Is it all over for stocks? After a miserable decade, you have to ask whether some of the most basic assumptions about equities are just plain wrong.

And if you are right, that’s what separates the rich speculator from the poor one. :slight_smile:

Interesting article! Thanks Shit-on-a-shingle. :wink:

You’re welcome, Dumb Blonde! :slight_smile:
Damn girl, I have missed you around here!

I have missed you too!

Guess what though? I am no longer blonde. :slight_smile:

Are you still fiery red?

Oh that’s a gorgeous color on you! My hair got too gray to keep up with the red (it looked horrible the minute it started to grow out), so now I’m using a dark blonde color, but my hair’s got so much natural red in it, that it mostly looks light brown, and occasionally has some reddish hue to it depending on the light. Kind of hard to tell since I’m mostly cut off, but this is the most recent picture of me with the lighter hair color.

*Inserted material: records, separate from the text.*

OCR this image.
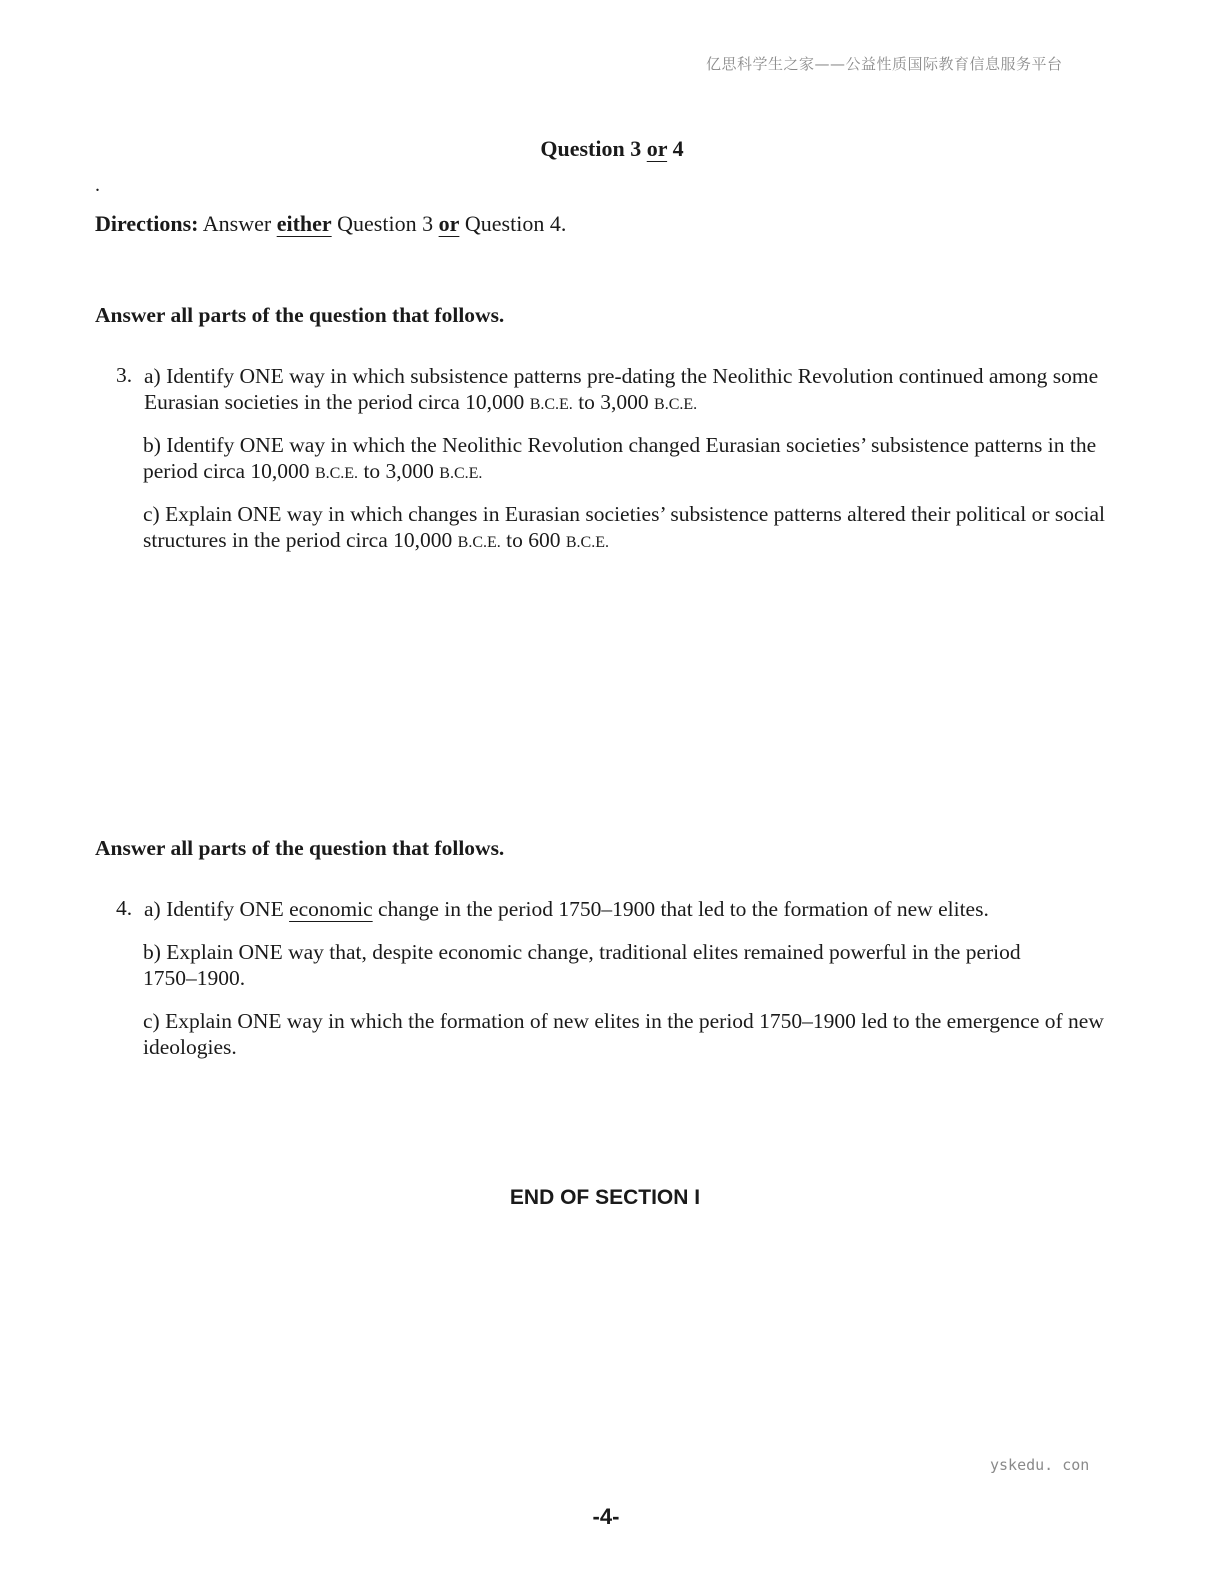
亿思科学生之家——公益性质国际教育信息服务平台
Question 3 or 4
.
Directions: Answer either Question 3 or Question 4.
Answer all parts of the question that follows.
3. a) Identify ONE way in which subsistence patterns pre-dating the Neolithic Revolution continued among some Eurasian societies in the period circa 10,000 B.C.E. to 3,000 B.C.E.
b) Identify ONE way in which the Neolithic Revolution changed Eurasian societies’ subsistence patterns in the period circa 10,000 B.C.E. to 3,000 B.C.E.
c) Explain ONE way in which changes in Eurasian societies’ subsistence patterns altered their political or social structures in the period circa 10,000 B.C.E. to 600 B.C.E.
Answer all parts of the question that follows.
4. a) Identify ONE economic change in the period 1750–1900 that led to the formation of new elites.
b) Explain ONE way that, despite economic change, traditional elites remained powerful in the period 1750–1900.
c) Explain ONE way in which the formation of new elites in the period 1750–1900 led to the emergence of new ideologies.
END OF SECTION I
yskedu. con
-4-
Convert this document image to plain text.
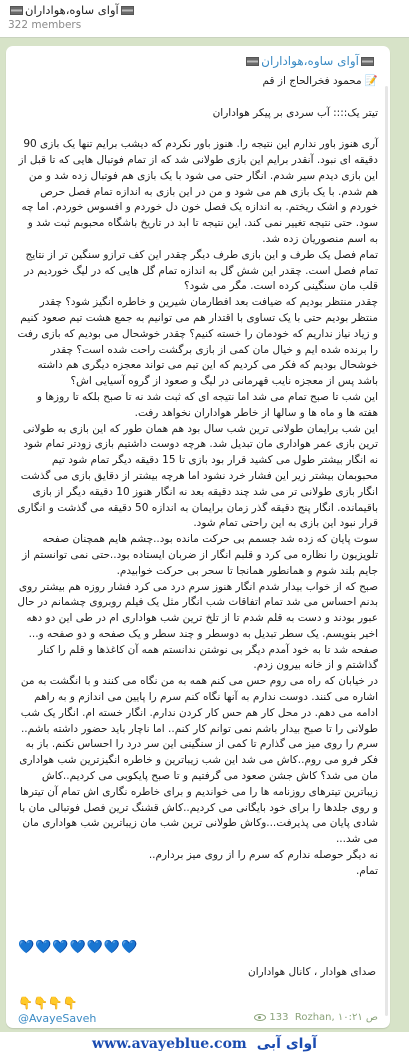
آوای ساوه،هواداران
322 members
آوای ساوه،هواداران
📝 محمود فخرالحاج از قم

تیتر یک:::: آب سردی بر پیکر هواداران

آری هنوز باور ندارم این نتیجه را. هنوز باور نکردم که دیشب برایم تنها یک بازی 90 دقیقه ای نبود. آنقدر برایم این بازی طولانی شد که از تمام فوتبال هایی که تا قبل از این بازی دیدم سیر شدم. انگار حتی می شود با یک بازی هم فوتبال زده شد و من هم شدم. با یک بازی هم می شود و من در این بازی به اندازه تمام فصل حرص خوردم و اشک ریختم. به اندازه یک فصل خون دل خوردم و افسوس خوردم. اما چه سود. حتی نتیجه تغییر نمی کند. این نتیجه تا ابد در تاریخ باشگاه محبوبم ثبت شد و به اسم منصوریان زده شد.
تمام فصل یک طرف و این بازی طرف دیگر چقدر این کف ترازو سنگین تر از نتایج تمام فصل است. چقدر این شش گل به اندازه تمام گل هایی که در لیگ خوردیم در قلب مان سنگینی کرده است. مگر می شود؟
چقدر منتظر بودیم که ضیافت بعد افطارمان شیرین و خاطره انگیز شود؟ چقدر منتظر بودیم حتی با یک تساوی با اقتدار هم می توانیم به جمع هشت تیم صعود کنیم و زیاد نیاز نداریم که خودمان را خسته کنیم؟ چقدر خوشحال می بودیم که بازی رفت را برنده شده ایم و خیال مان کمی از بازی برگشت راحت شده است؟ چقدر خوشحال بودیم که فکر می کردیم که این تیم می تواند معجزه دیگری هم داشته باشد پس از معجزه نایب قهرمانی در لیگ و صعود از گروه آسیایی اش؟
این شب تا صبح تمام می شد اما نتیجه ای که ثبت شد نه تا صبح بلکه تا روزها و هفته ها و ماه ها و سالها از خاطر هواداران نخواهد رفت.
این شب برایمان طولانی ترین شب سال بود هم همان طور که این بازی به طولانی ترین بازی عمر هواداری مان تبدیل شد. هرچه دوست داشتیم بازی زودتر تمام شود نه انگار بیشتر طول می کشید قرار بود بازی تا 15 دقیقه دیگر تمام شود تیم محبوبمان بیشتر زیر این فشار خرد نشود اما هرچه بیشتر از دقایق بازی می گذشت انگار بازی طولانی تر می شد چند دقیقه بعد نه انگار هنوز 10 دقیقه دیگر از بازی باقیمانده. انگار پنج دقیقه گذر زمان برایمان به اندازه 50 دقیقه می گذشت و انگاری قرار نبود این بازی به این راحتی تمام شود.
سوت پایان که زده شد جسمم بی حرکت مانده بود..چشم هایم همچنان صفحه تلویزیون را نظاره می کرد و قلبم انگار از ضربان ایستاده بود..حتی نمی توانستم از جایم بلند شوم و همانطور همانجا تا سحر بی حرکت خوابیدم.
صبح که از خواب بیدار شدم انگار هنوز سرم درد می کرد فشار روزه هم بیشتر روی بدنم احساس می شد تمام اتفاقات شب انگار مثل یک فیلم روبروی چشمانم در حال عبور بودند و دست به قلم شدم تا از تلخ ترین شب هواداری ام در طی این دو دهه اخیر بنویسم. یک سطر تبدیل به دوسطر و چند سطر و یک صفحه و دو صفحه و... صفحه شد تا به خود آمدم دیگر بی نوشتن ندانستم همه آن کاغذها و قلم را کنار گذاشتم و از خانه بیرون زدم.
در خیابان که راه می روم حس می کنم همه به من نگاه می کنند و با انگشت به من اشاره می کنند. دوست ندارم به آنها نگاه کنم سرم را پایین می اندازم و به راهم ادامه می دهم. در محل کار هم حس کار کردن ندارم. انگار خسته ام. انگار یک شب طولانی را تا صبح بیدار باشم نمی توانم کار کنم.. اما ناچار باید حضور داشته باشم..
سرم را روی میز می گذارم تا کمی از سنگینی این سر درد را احساس نکنم. باز به فکر فرو می روم..کاش می شد این شب زیباترین و خاطره انگیزترین شب هواداری مان می شد؟ کاش جشن صعود می گرفتیم و تا صبح پایکوبی می کردیم..کاش زیباترین تیترهای روزنامه ها را می خواندیم و برای خاطره نگاری اش تمام آن تیترها و روی جلدها را برای خود بایگانی می کردیم..کاش قشنگ ترین فصل فوتبالی مان با شادی پایان می پذیرفت...وکاش طولانی ترین شب مان زیباترین شب هواداری مان می شد...
نه دیگر حوصله ندارم که سرم را از روی میز بردارم..
تمام.
💙💙💙💙💙💙💙
صدای هوادار ، کانال هواداران
👇👇👇👇
@AvayeSaveh	133 Rozhan, ۱۰:۲۱ ص
www.avayeblue.com آوای آبی
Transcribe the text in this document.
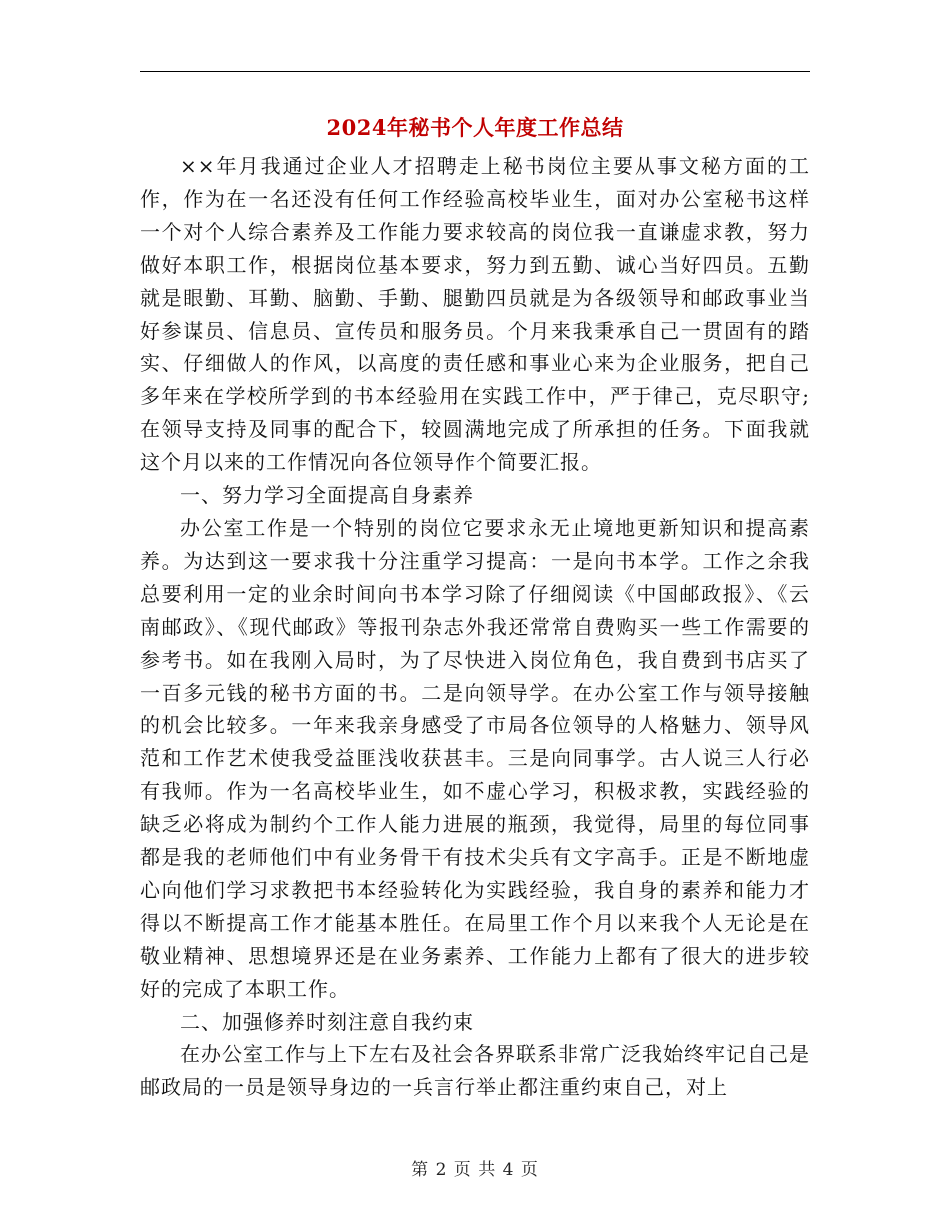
2024年秘书个人年度工作总结

××年月我通过企业人才招聘走上秘书岗位主要从事文秘方面的工作，作为在一名还没有任何工作经验高校毕业生，面对办公室秘书这样一个对个人综合素养及工作能力要求较高的岗位我一直谦虚求教，努力做好本职工作，根据岗位基本要求，努力到五勤、诚心当好四员。五勤就是眼勤、耳勤、脑勤、手勤、腿勤四员就是为各级领导和邮政事业当好参谋员、信息员、宣传员和服务员。个月来我秉承自己一贯固有的踏实、仔细做人的作风，以高度的责任感和事业心来为企业服务，把自己多年来在学校所学到的书本经验用在实践工作中，严于律己，克尽职守;在领导支持及同事的配合下，较圆满地完成了所承担的任务。下面我就这个月以来的工作情况向各位领导作个简要汇报。

一、努力学习全面提高自身素养

办公室工作是一个特别的岗位它要求永无止境地更新知识和提高素养。为达到这一要求我十分注重学习提高：一是向书本学。工作之余我总要利用一定的业余时间向书本学习除了仔细阅读《中国邮政报》、《云南邮政》、《现代邮政》等报刊杂志外我还常常自费购买一些工作需要的参考书。如在我刚入局时，为了尽快进入岗位角色，我自费到书店买了一百多元钱的秘书方面的书。二是向领导学。在办公室工作与领导接触的机会比较多。一年来我亲身感受了市局各位领导的人格魅力、领导风范和工作艺术使我受益匪浅收获甚丰。三是向同事学。古人说三人行必有我师。作为一名高校毕业生，如不虚心学习，积极求教，实践经验的缺乏必将成为制约个工作人能力进展的瓶颈，我觉得，局里的每位同事都是我的老师他们中有业务骨干有技术尖兵有文字高手。正是不断地虚心向他们学习求教把书本经验转化为实践经验，我自身的素养和能力才得以不断提高工作才能基本胜任。在局里工作个月以来我个人无论是在敬业精神、思想境界还是在业务素养、工作能力上都有了很大的进步较好的完成了本职工作。

二、加强修养时刻注意自我约束

在办公室工作与上下左右及社会各界联系非常广泛我始终牢记自己是邮政局的一员是领导身边的一兵言行举止都注重约束自己，对上

第 2 页 共 4 页
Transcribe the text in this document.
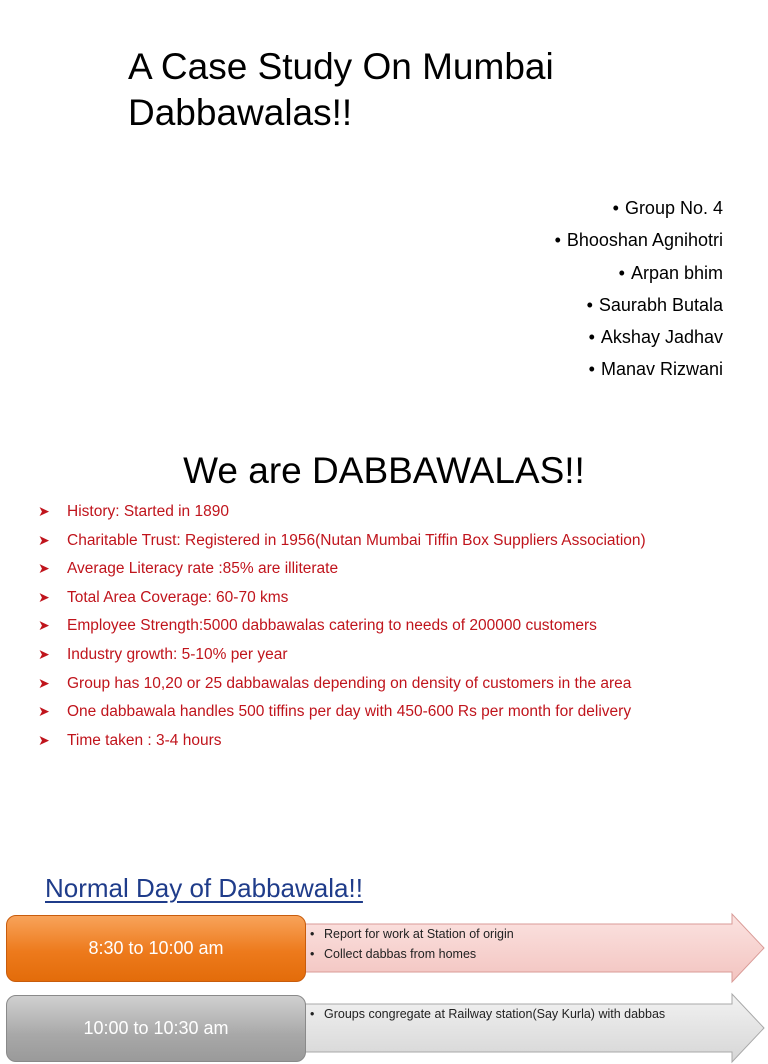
A Case Study On Mumbai Dabbawalas!!
• Group No. 4
• Bhooshan Agnihotri
• Arpan bhim
• Saurabh Butala
• Akshay Jadhav
• Manav Rizwani
We are DABBAWALAS!!
➤ History: Started in 1890
➤ Charitable Trust: Registered in 1956(Nutan Mumbai Tiffin Box Suppliers Association)
➤ Average Literacy rate :85% are illiterate
➤ Total Area Coverage: 60-70 kms
➤ Employee Strength:5000 dabbawalas catering to needs of 200000 customers
➤ Industry growth: 5-10% per year
➤ Group has 10,20 or 25 dabbawalas depending on density of customers in the area
➤ One dabbawala handles 500 tiffins per day with 450-600 Rs per month for delivery
➤ Time taken : 3-4 hours
Normal Day of Dabbawala!!
8:30 to 10:00 am
• Report for work at Station of origin
• Collect dabbas from homes
10:00 to 10:30 am
• Groups congregate at Railway station(Say Kurla) with dabbas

Maybe we should be buying stock in hair color!! :slight_smile:

The problem with articles such as these, is that they’re trying to argue a point based on two points in a time line of investing. I’m sure two different points can be found to debunk ‘losing 15% in a decade’. Change the data points from 1996 to 2006, and you’ll see something way different.

I see several arguments about “the bottom” early in the thread. You can avoid the issue of “the bottom” by dollar cost averaging.

ETA: Also, the bottom will only be known in hindsight, way after it has reached the bottom. A bottom cannot be known until after the fact.

Still gorgeous! :slight_smile:

It’s an interesting article but it doesn’t tell you anything about stocks that anyone who invests in stocks shouldn’t already know. Basically that:

-past performance does not indicate future results
-higher risk also means a greater chance that a stock can go down as well
-People should not put money they can’t afford to lose into stocks
“These are days when many are discouraged. In the 93 years of my life, depressions have come and gone. Prosperity has always returned and will again.”

  • John D. Rockefeller, 1929

As one of my investing mentors said…

For the forseeable future, yes - it will.

But that’s not to say that the collapses that are due next year won’t cause it to be nationalised at the price of 1/10 of a cent per share as the alternative to it going under.

This is not a prediction nor advice. Legally I’m not to do either. But I’d be very careful about jumping on a private group right now because ‘they’re too big to fail’.